My thoughtfulness got me thinking about another book recommended to me by a mentor, The Happiness Advantage by Shawn Achor, which explores the idea that happiness precipitates high performance and success, not the other way around.
So many people, especially in sales, pride themselves on being “grinders.” “If I work harder, I’ll be more successful and if I’m more successful, then I’ll be happier.”
In fact, Achor’s research has shown that 75% of job successes are predicted by our optimism levels, social support and ability to reframe stress as a challenge rather than a threat.
If this is true, what if companies and managers did more to encourage their people to simply…be happy?
I am finding more and more these days, that the company cultures and managers who emphasize work-life happiness, not just balance, are standing out in the war for talent.
In The Happiness Advantage, Achor pulls from his extensive work on the subject, including one of the largest studies on happiness at Harvard, additional research on companies like UBS and KPMG, and case studies from his work with thousands of executives at Fortune 500 companies in 42 countries.
Achor discusses many of his findings in a still-relevant 2012 article he wrote for the Harvard Business Review, entitled Positive Intelligence.
A key takeaway is that when people shift to a positive mindset, they improve performance on every level – in productivity, creativity, and engagement. It seems like common sense, especially in this day and age of self-care and focus on gratitude, but for many, it takes an intentional shift in habitual ways of thinking to “let” themselves be truly happy.
Achor recommends 5 specific activities – one performed each day for 3 weeks – to produce sustainable improvement towards a positive mindset, and ultimately in performance:
- Express gratitude, specifically in writing. Use a journal, write it on a sticky, email it to yourself. Just do it.
- Positive Messages to Others. Make a point to express something positive to someone on the team (or anyone) every day. Encourage your team to do the same.
- Meditate. It may not be appropriate to set up a yoga practice in your office. But what about a lunch and learn with your team, bringing in an expert on meditation and its impact on life/work success?
- Incorporate exercise during the day. Think walking meetings around the corporate campus, the parking lot, a nearby park, or workplace walking challenges. (It’s a no brainer here in Arizona. The sun is almost always shining so I have no excuse!)

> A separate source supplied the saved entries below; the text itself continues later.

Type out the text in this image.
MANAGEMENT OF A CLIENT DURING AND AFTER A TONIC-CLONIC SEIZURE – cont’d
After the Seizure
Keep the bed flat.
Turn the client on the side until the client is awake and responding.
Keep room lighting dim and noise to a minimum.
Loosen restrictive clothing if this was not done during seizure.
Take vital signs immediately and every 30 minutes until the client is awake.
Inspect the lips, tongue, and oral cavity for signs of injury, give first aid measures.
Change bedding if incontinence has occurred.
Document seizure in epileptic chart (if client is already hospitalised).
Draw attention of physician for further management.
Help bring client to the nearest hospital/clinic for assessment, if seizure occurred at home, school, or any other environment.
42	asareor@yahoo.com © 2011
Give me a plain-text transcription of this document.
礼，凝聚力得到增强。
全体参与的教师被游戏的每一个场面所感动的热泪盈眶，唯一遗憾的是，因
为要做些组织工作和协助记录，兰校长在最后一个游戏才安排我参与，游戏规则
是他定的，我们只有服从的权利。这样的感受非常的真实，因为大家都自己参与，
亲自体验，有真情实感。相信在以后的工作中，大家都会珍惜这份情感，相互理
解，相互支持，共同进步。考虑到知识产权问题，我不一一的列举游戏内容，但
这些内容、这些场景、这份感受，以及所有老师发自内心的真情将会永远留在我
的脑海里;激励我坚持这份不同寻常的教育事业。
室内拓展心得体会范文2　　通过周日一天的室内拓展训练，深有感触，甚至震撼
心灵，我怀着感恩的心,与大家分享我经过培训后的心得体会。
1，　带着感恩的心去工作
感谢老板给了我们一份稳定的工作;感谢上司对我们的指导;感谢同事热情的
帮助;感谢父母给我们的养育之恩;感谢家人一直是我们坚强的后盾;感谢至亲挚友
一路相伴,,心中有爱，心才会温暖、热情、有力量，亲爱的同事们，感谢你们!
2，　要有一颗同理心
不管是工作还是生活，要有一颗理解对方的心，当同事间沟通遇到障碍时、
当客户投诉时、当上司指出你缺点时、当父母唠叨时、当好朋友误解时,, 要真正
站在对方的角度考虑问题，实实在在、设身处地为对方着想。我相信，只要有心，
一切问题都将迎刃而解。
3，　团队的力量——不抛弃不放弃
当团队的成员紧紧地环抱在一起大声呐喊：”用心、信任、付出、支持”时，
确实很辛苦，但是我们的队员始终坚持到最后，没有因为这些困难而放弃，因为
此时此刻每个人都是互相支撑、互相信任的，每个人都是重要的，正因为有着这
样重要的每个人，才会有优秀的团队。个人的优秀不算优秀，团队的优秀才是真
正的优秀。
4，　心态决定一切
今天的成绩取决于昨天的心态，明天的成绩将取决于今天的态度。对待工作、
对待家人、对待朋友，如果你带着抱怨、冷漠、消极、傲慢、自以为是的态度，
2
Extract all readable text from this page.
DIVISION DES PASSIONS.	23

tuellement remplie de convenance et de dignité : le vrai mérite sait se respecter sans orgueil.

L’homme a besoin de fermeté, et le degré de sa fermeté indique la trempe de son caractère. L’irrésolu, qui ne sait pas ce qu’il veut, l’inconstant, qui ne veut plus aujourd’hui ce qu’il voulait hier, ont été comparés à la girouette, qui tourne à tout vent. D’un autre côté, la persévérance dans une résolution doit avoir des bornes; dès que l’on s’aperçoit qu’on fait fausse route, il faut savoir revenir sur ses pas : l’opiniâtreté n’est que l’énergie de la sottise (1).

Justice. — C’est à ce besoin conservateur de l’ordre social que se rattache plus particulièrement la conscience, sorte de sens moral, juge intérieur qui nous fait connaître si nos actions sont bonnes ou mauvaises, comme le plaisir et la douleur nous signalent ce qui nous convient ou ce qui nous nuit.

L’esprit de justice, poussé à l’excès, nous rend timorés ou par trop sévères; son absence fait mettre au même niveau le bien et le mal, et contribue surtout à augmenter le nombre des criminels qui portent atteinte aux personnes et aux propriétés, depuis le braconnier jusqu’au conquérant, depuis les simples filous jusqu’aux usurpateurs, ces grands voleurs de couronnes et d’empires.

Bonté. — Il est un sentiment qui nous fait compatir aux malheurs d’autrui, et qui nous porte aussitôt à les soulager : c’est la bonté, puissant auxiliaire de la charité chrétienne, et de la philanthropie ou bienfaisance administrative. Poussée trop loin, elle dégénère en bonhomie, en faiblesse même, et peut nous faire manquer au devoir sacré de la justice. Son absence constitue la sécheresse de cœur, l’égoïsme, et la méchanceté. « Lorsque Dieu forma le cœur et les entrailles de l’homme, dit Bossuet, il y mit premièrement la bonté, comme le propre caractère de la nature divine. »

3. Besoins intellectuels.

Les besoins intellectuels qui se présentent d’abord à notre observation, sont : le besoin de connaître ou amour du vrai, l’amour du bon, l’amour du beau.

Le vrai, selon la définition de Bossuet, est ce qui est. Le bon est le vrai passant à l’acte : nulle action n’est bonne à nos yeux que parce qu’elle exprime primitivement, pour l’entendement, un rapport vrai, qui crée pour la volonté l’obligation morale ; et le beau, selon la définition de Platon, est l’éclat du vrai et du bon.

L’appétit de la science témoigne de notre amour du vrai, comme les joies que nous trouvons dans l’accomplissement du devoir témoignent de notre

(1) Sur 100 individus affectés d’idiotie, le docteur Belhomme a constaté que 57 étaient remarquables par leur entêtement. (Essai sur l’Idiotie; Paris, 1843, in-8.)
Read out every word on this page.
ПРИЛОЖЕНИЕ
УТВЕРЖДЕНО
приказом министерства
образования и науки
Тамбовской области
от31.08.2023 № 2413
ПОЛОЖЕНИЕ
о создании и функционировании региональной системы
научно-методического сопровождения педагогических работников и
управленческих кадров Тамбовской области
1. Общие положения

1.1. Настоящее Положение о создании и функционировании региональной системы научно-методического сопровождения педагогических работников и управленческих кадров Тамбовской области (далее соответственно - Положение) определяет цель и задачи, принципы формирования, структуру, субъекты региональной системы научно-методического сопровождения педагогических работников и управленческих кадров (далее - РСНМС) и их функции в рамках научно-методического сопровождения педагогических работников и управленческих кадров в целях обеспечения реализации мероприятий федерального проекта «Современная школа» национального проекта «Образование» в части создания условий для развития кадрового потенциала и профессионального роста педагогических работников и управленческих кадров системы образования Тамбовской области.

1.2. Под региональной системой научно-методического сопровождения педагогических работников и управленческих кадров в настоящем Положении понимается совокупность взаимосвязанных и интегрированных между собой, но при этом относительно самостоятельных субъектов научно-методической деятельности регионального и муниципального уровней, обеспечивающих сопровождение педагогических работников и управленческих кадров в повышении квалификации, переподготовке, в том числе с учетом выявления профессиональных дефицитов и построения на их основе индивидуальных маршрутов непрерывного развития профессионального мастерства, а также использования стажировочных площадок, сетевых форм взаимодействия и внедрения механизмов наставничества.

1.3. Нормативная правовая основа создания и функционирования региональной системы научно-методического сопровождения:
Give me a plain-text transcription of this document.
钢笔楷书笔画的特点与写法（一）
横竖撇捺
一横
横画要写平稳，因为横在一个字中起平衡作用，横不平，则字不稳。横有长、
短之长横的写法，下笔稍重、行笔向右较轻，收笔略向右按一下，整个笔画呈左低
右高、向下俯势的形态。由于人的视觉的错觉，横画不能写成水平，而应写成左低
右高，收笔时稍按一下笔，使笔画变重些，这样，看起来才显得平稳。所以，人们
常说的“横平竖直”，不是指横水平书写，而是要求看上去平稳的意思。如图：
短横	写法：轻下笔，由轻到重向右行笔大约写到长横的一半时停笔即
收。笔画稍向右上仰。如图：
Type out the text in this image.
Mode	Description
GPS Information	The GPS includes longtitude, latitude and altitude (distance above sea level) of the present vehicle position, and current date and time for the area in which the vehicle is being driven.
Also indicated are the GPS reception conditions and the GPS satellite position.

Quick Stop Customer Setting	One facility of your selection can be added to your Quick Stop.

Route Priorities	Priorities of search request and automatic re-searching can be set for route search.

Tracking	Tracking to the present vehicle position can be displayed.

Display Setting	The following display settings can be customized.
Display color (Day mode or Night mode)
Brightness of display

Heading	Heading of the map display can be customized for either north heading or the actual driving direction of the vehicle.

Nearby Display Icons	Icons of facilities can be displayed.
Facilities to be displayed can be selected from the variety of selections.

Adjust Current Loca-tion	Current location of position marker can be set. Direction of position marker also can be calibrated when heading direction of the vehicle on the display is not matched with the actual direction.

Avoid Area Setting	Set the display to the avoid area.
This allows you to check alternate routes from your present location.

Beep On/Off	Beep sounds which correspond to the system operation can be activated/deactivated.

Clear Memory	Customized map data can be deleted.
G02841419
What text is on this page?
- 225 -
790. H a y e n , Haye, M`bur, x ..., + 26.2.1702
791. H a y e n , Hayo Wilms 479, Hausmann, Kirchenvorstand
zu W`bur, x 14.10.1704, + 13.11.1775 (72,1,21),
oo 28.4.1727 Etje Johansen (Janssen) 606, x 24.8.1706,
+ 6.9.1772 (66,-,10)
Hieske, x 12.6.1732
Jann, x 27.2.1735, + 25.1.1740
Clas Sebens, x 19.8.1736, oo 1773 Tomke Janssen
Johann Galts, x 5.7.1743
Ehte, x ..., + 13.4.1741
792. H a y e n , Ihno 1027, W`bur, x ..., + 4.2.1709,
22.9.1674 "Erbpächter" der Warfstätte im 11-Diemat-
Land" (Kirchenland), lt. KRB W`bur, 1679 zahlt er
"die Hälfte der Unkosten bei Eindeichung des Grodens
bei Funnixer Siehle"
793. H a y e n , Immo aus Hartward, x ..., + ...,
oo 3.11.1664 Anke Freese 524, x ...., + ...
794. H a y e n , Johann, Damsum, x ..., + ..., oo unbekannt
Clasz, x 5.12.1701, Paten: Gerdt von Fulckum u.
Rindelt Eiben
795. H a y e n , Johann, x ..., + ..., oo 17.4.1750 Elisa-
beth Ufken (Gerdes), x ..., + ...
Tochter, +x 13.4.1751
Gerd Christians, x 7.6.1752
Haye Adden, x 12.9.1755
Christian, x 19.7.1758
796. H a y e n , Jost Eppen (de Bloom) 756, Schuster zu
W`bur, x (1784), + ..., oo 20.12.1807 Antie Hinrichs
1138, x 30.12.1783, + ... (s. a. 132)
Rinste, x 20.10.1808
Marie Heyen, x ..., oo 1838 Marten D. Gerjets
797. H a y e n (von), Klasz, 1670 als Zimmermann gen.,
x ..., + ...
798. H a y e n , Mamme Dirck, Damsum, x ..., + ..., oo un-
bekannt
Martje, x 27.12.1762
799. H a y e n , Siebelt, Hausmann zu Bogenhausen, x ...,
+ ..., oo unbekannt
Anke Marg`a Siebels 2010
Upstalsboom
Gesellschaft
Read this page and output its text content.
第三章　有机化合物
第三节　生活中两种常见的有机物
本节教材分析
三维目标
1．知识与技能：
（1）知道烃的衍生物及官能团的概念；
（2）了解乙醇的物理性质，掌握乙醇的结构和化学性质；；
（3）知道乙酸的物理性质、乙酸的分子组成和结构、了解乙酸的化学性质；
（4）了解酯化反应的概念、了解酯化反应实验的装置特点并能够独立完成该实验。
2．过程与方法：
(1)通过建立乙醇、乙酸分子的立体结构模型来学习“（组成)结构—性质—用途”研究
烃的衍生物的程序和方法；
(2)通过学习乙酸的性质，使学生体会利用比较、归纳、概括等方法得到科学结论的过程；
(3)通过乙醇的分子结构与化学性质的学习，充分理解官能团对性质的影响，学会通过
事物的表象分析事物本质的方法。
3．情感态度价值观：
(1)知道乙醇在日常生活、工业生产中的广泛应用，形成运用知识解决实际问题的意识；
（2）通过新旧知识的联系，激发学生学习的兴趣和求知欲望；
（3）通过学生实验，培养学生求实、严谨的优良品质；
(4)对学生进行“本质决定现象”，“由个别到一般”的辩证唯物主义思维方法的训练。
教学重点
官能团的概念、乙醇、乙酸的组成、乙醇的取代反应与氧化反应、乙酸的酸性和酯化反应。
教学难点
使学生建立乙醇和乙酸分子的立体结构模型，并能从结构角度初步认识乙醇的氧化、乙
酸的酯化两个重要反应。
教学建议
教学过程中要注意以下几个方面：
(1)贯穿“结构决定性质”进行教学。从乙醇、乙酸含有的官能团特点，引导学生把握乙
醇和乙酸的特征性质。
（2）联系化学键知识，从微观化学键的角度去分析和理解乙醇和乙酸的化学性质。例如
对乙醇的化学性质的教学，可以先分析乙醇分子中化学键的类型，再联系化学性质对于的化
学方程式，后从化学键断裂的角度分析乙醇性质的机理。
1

- Write down positive experiences. At your next team meeting, try starting with an exercise where everyone writes down their most positive experience of the past 24 hours. Sharing is optional.
I hope this doesn’t sound all woo-woo or new age, and I know none of these are new concepts, but I personally have seen real results in my own professional and personal life from taking the time to incorporate these practices.
And I will say that increasingly, particularly with emerging talent, it pays off in talent attraction, retention, and performance to incorporate these kinds of soft benefits into your culture and management style.
So why not give some of these a try, starting with you and/or with your team? And let me know how it goes!